Importing Tweets and Analyzing Sentiment in Alteryx
We could start by looking for tweets mentioning the phrase “League of Legends,” but we also want to get the #LeagueOfLegends hashtag. There may be other relevant search terms, but this should be a good start. Use a formula field to indicate the search terms after setting options in the Twitter Search, then bring the tweets together using the Union tool.
Next, we’ll use R integration in Alteryx to handle the sentiment analysis. Sentiments are normally determined by matching words to a lexicon which scores individual words as having a “positive” or “negative” emotion. To get an appropriate score, we’ll need to clean up the tweet text by setting all words to lowercase and by cleaning up punctuation marks. That is easily done with a formula and RegEx tool. Inputs are shown in the screenshot below:
The prepared data will feed into the R tool as shown. Alteryx provides several predefined analysis types with the Predictive Tools installation, but sentiment analysis will require some custom code as shown below:
For this code to execute, you’ll need to install the Rstem and sentiment packages outside of Alteryx. Depending on your installation, you may also need to specify the package location inside the library() command.

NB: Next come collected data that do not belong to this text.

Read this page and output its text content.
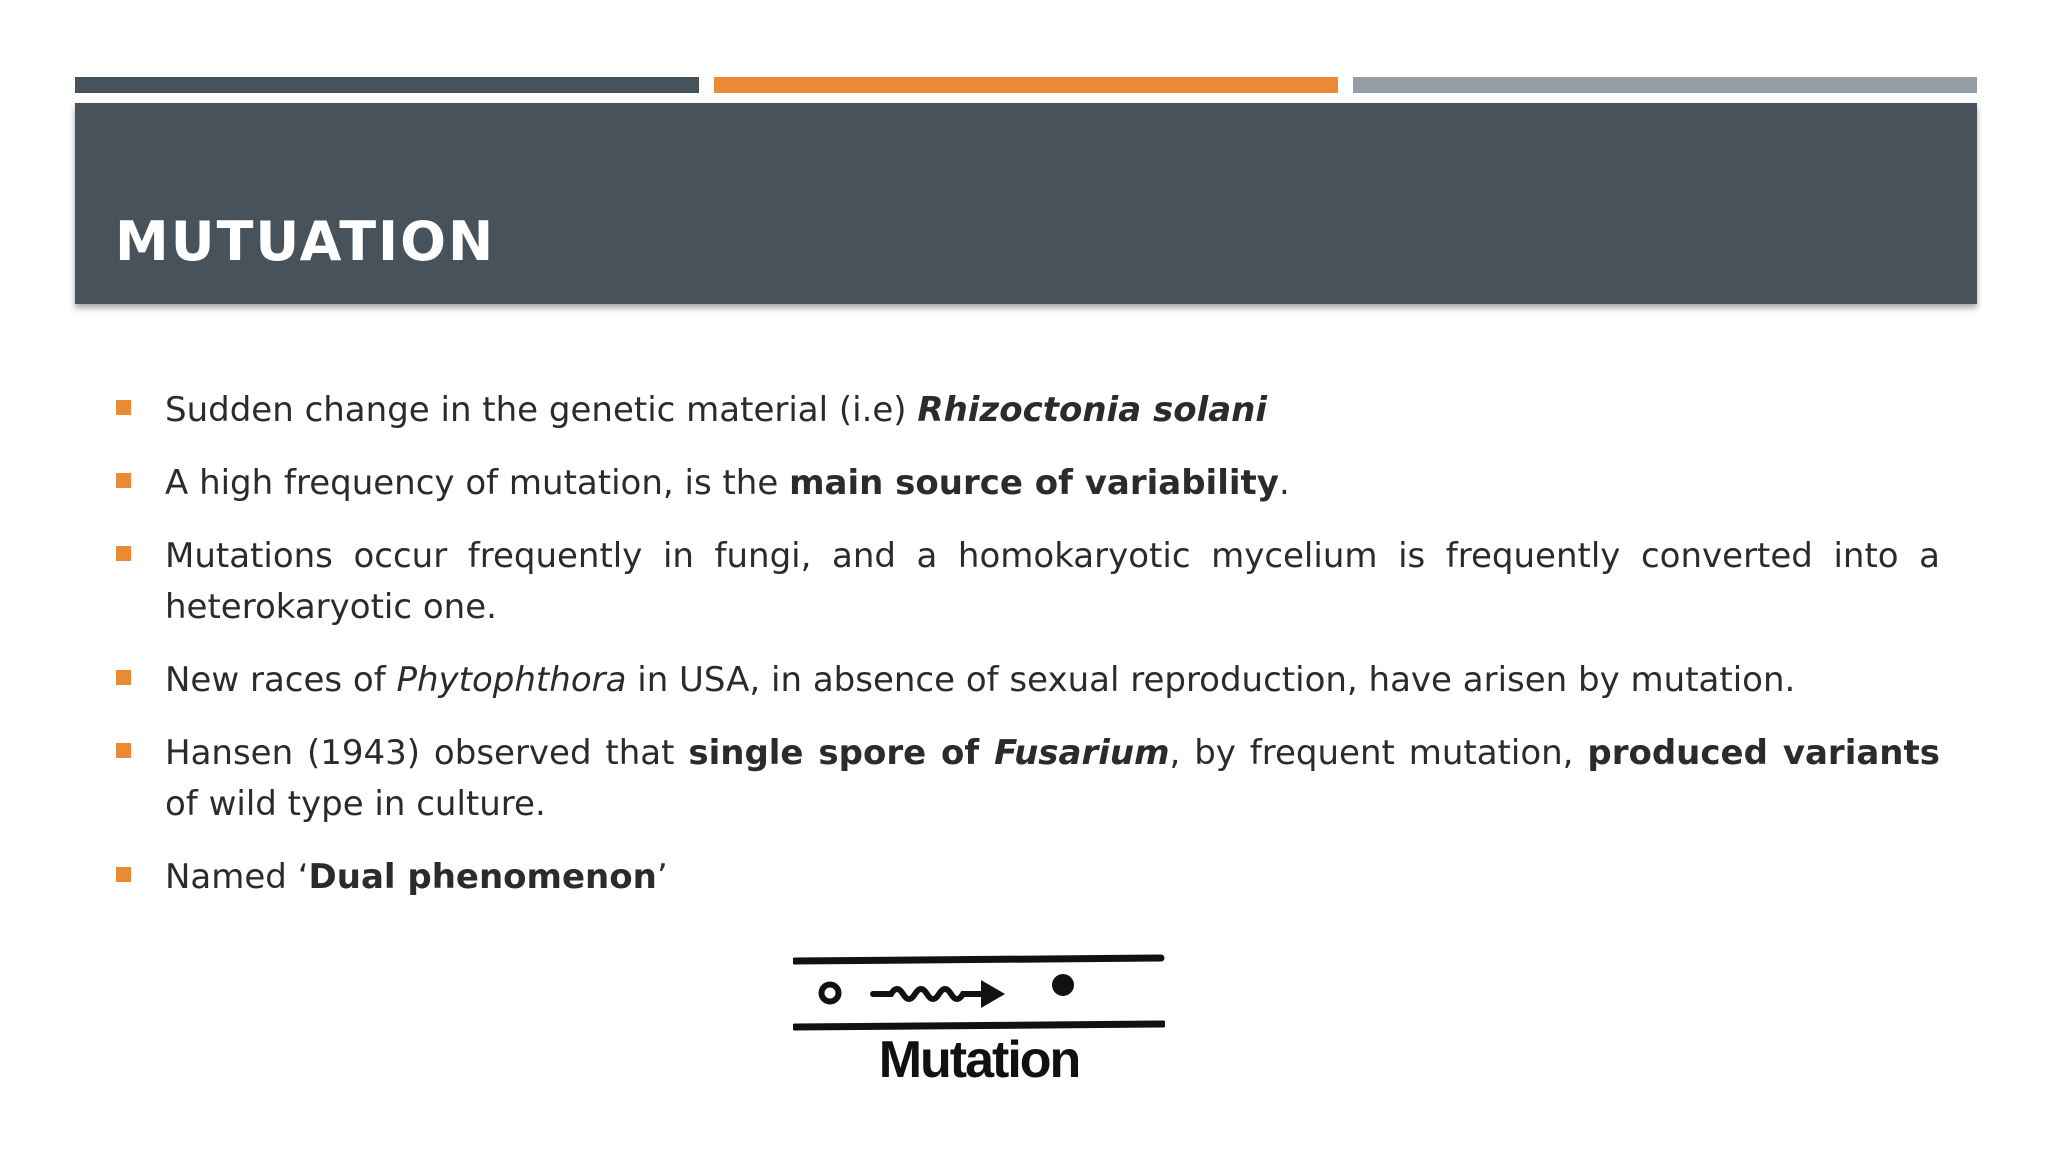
MUTUATION
Sudden change in the genetic material (i.e) Rhizoctonia solani
A high frequency of mutation, is the main source of variability.
Mutations occur frequently in fungi, and a homokaryotic mycelium is frequently converted into a heterokaryotic one.
New races of Phytophthora in USA, in absence of sexual reproduction, have arisen by mutation.
Hansen (1943) observed that single spore of Fusarium, by frequent mutation, produced variants of wild type in culture.
Named ‘Dual phenomenon’
Mutation
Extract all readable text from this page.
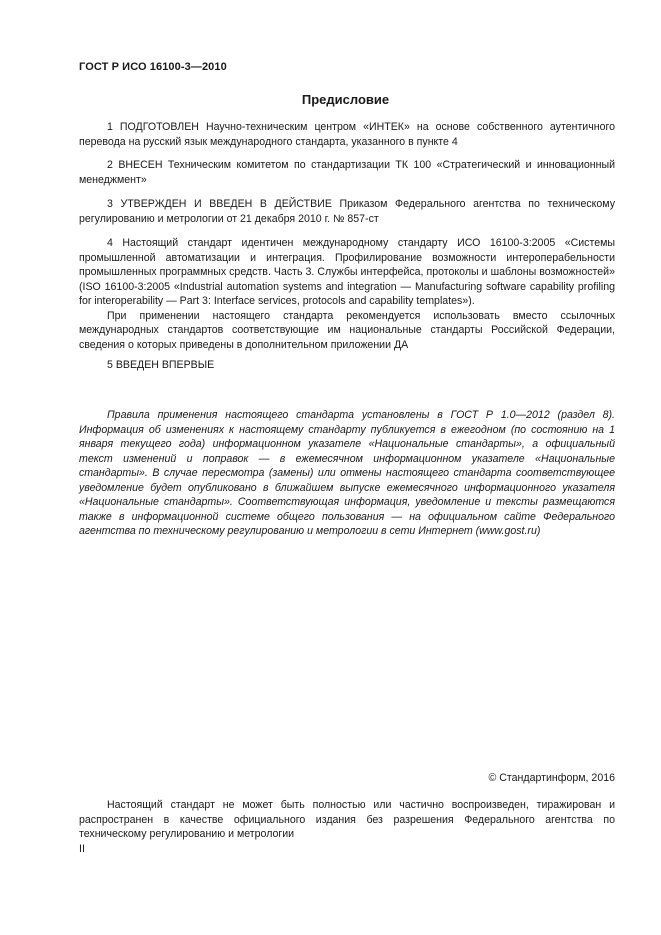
ГОСТ Р ИСО 16100-3—2010
Предисловие

1 ПОДГОТОВЛЕН Научно-техническим центром «ИНТЕК» на основе собственного аутентичного перевода на русский язык международного стандарта, указанного в пункте 4

2 ВНЕСЕН Техническим комитетом по стандартизации ТК 100 «Стратегический и инновационный менеджмент»

3 УТВЕРЖДЕН И ВВЕДЕН В ДЕЙСТВИЕ Приказом Федерального агентства по техническому регулированию и метрологии от 21 декабря 2010 г. № 857-ст

4 Настоящий стандарт идентичен международному стандарту ИСО 16100-3:2005 «Системы промышленной автоматизации и интеграция. Профилирование возможности интероперабельности промышленных программных средств. Часть 3. Службы интерфейса, протоколы и шаблоны возможностей» (ISO 16100-3:2005 «Industrial automation systems and integration — Manufacturing software capability profiling for interoperability — Part 3: Interface services, protocols and capability templates»).

При применении настоящего стандарта рекомендуется использовать вместо ссылочных международных стандартов соответствующие им национальные стандарты Российской Федерации, сведения о которых приведены в дополнительном приложении ДА

5 ВВЕДЕН ВПЕРВЫЕ

Правила применения настоящего стандарта установлены в ГОСТ Р 1.0—2012 (раздел 8). Информация об изменениях к настоящему стандарту публикуется в ежегодном (по состоянию на 1 января текущего года) информационном указателе «Национальные стандарты», а официальный текст изменений и поправок — в ежемесячном информационном указателе «Национальные стандарты». В случае пересмотра (замены) или отмены настоящего стандарта соответствующее уведомление будет опубликовано в ближайшем выпуске ежемесячного информационного указателя «Национальные стандарты». Соответствующая информация, уведомление и тексты размещаются также в информационной системе общего пользования — на официальном сайте Федерального агентства по техническому регулированию и метрологии в сети Интернет (www.gost.ru)

© Стандартинформ, 2016

Настоящий стандарт не может быть полностью или частично воспроизведен, тиражирован и распространен в качестве официального издания без разрешения Федерального агентства по техническому регулированию и метрологии

II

Using Tableau to Narrow the Focus
The Twitter API gives us location information which will have to be split between city and state using the “text to columns” feature in Alteryx or Excel. Once that’s done, the data is ready for analysis in Tableau. By dragging the City field onto the map along with the Number of Records (tweets), I can immediately see places where people are actively discussing the championship.
Next, I can color the circles based on the sentiment score by using a calculated field with the following formula:
By dragging that onto the Color shelf and adding annotations, I now have a map that can help me narrow down which cities to analyze further. It’s clear that the existing location for our scenario has an active gaming community with positive sentiments. Los Angeles and San Francisco stand out as well. Interestingly, neighboring cities like Costa Mesa show more positive sentiments than LA itself.

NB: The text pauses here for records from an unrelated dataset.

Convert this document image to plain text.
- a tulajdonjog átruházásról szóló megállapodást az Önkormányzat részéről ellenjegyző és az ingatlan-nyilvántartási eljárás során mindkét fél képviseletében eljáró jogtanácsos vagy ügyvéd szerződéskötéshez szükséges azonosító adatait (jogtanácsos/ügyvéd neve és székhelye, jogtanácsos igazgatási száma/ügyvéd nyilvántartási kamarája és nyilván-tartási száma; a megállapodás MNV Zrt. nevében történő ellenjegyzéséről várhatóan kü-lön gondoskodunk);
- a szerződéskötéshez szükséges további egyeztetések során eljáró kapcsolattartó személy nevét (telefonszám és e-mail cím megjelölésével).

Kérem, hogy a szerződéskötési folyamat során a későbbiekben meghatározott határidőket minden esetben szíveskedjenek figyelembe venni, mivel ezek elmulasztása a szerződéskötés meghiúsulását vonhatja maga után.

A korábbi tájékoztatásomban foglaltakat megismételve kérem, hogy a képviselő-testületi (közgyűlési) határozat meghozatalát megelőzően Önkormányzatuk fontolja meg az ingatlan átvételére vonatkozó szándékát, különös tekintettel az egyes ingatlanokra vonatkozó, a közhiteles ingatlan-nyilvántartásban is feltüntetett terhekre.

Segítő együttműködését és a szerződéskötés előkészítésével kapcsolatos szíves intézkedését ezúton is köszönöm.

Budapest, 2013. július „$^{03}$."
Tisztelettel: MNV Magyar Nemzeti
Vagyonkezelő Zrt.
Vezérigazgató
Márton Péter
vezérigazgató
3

Cross-Checking the Results
Savvy investors may not fully trust this single point of analysis. Good science depends on multiple, independent lines of inquiry. What else could we check to verify the conclusions above? A mobile gaming business would cater to events like League of Legends viewing parties, so we’ll start there.
I gathered locations of viewing parties from websites listing event details using Import.io. The lists had full addresses which Tableau can’t automatically recognize and geocode. What now? One fast, easy way to create a map from addresses is with Google Fusion Tables. It sends the addresses through Google’s algorithm for finding and plotting lat/long coordinates. With a few simple steps, outlined here, we now have a Google Map.
Seeing the clusters in the same cities identified on the tweet map, we now have independent confirmation that San Francisco and the Greater Los Angeles Area are prime markets to look into. For further confirmation, we could repeat the whole process above with different gaming topics and events.
Final Site Selection
Now that we’ve narrowed it down to two cities, we can start looking for specific sites to use as a base of operations. Here is an outline for a data-driven approach to site selection:
- Gather a list of sites available for lease or purchase
- Conduct a drive time analysis to discover areas within a reasonable distance
- Explore the demographics and consumer spending habits of those areas
- Compare data from your current market to that of the target markets
The details of how to go about that analysis will be covered in a future post.
There is a saying among photographers: “The best camera is the one you have with you.” The same can be said of data analysis software. This analysis incorporates Alteryx, R, Tableau, import.io and Google Fusion Tables to show how we can use a range of available tools to get a complete picture. In a very short time, we have:
- Imported tweets about a popular gaming event
- Analyzed tweet sentiment
- Narrowed our focus by visualizing tweet locations and sentiments
- Confirmed results by importing and visualizing event listings
With this and further site-specific analysis, we can approach investors with confidence having solid data and sharp visuals in a presentation about market potential. Who knows? Maybe you’ll be the next one on TV getting Mark Cuban and Kevin O’Leary to fight over who gets to invest in your winning ideas.